Вторая «карлистская война» (1846–1849) формально становится результатом провала переговоров о внутридинастическом браке между потомками Фернандо VII и Карлоса V;
фактически же противоборствующие стороны просто в очередной раз попытались разрешить все существующие противоречия силой оружия.

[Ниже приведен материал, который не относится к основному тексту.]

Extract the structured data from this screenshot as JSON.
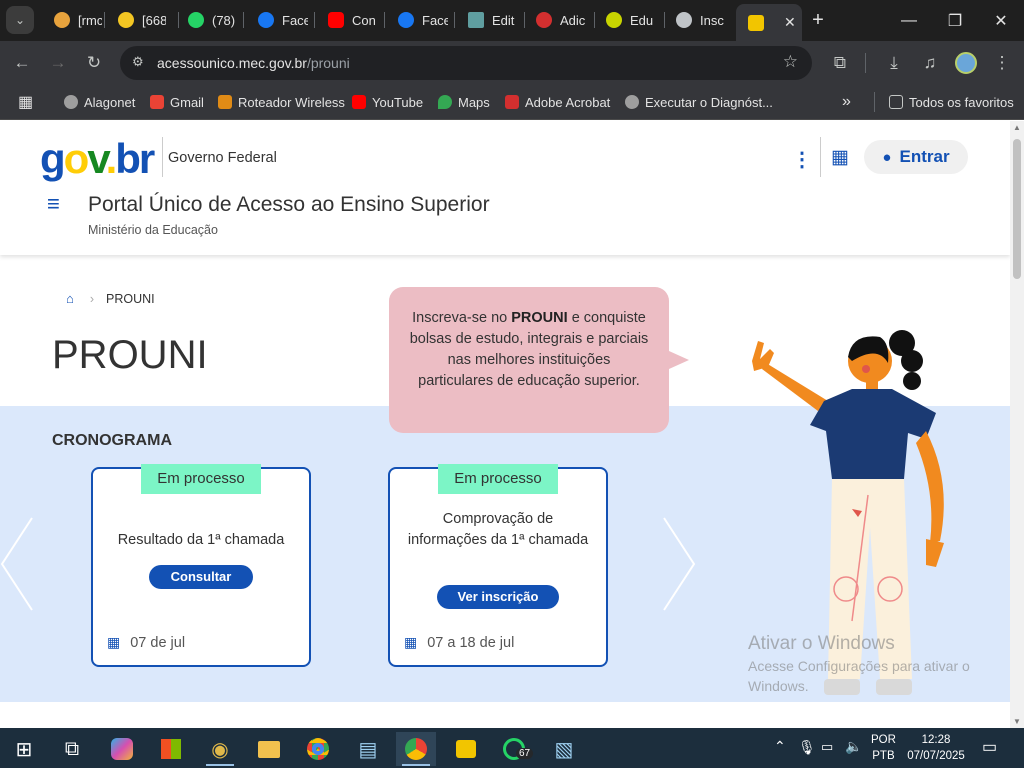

Что показательно, непосредственно военные действия были начаты ветеранами первой карлистской войны – генералами Кабрерой и Х.Х.М. де Альсаа-и-Гомендио. И если второй был пойман правительственными войсками еще на французско-испанской границе и сразу же расстрелян[56], то «тигру Маэстрасго» первоначально сопутствовала удача. Соответственно, и первыми политическими идеологами второй карлистской войны становятся представители «партии войны», которые объясняли свои действия, как и положено всем радикалам, посредством коротких и простых слоганов, брачные же проблемы испанских королей отходили при этом в лучшем случае на второй план. Так, наваррский генерал Х. Элио-и-Эспелета, у которого, по мнению наваррского католического историка Х. Ларрайоса Сарранса, во время второй «карлистской войны» были все шансы стать генералом Сумалакарреги, провозгласил такой лозунг, как «Карлос VI и забвение прошлого»[57]; в то время как Кабрера апеллировал просто к «мужественным ветеранам»[58], не изобретая ничего нового.